Speaking through tears on the phone, Peterson told CNN he has “no doubt that Barbara, his mother, would be the happiest person involved, bar none. There’s no way that she would not want her son to be home with family and to be in a safe place.”

Peterson said his cousin and her husband were a joy to be around and had done a lot of work with nongovernmental organizations in third-world countries.

“(Barbara) was just the most delightful person in the world with a smile that lit up the room,” Peterson said. “What they did in the third world is unbelievable.”

Peterson said he can understand the grief of victims who are finding out their perpetrators have been set free, because for several years, “I wanted the worst to ever happen to that kid [Blake Walker], because he took away two people that were amazing.”

But then Peterson said he received a letter from a professor who had taught Walker in prison, describing Walker as the best student he’d had in 34 years. The letter went on to describe Walker as a born leader.
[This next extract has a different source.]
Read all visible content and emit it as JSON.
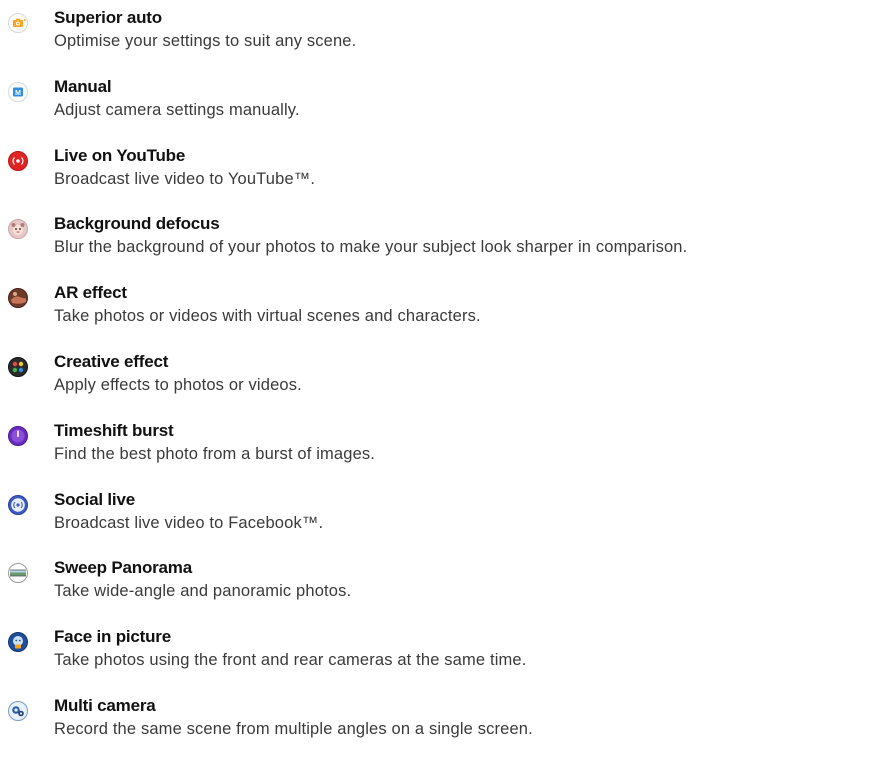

Peterson said, “I thought, ‘How could I feel so bitter and want revenge?… I’ve got something really wrong here. I need to talk to the family, and I need to understand this better.'”

Since then, he visited Walker in prison and became convinced that Walker showed a lot of promise for becoming a productive member of society. Peterson now advocates for rehabilitation and speaking against mass incarceration.

A pardon with unusual conditions

Michael Andrew Hardy, who killed Jeremy Pryor in a 2014 drunken driving accident, was pardoned by Bevin, on the condition that Hardy stay sober and speak about his crime and his victim six times per year.

While the governor’s order specifically requires Hardy to share the name of Jeremy Pryor when he speaks to schools and churches, the Pryors do not want Hardy to ever mention their son’s name.

“It’s so inexplicable,” said Alan Simpson, a representative of the Pryor family.

Regarding the required speaking engagements, Simpson added that “anytime that we can prevent a tragedy we should. An ounce of prevention, you know the old saying. It’s a good thing in general, but in this particular case it’s just done in poor taste by the governor.”

Hardy served fewer than four years of his 20-year sentence. Simpson called it “a slap in the face.”

Mary Leonard, a friend and representative of Hardy, said Hardy truly wants to turn things around and make a positive impact on the world. She added that he is extremely committed to maintaining his sobriety and is “amazingly remorseful.”

“(Hardy) would absolutely trade his life for Jeremy’s, if it was an option to him,” Leonard told CNN.

Leonard also said that Hardy had no previous criminal record before this incident.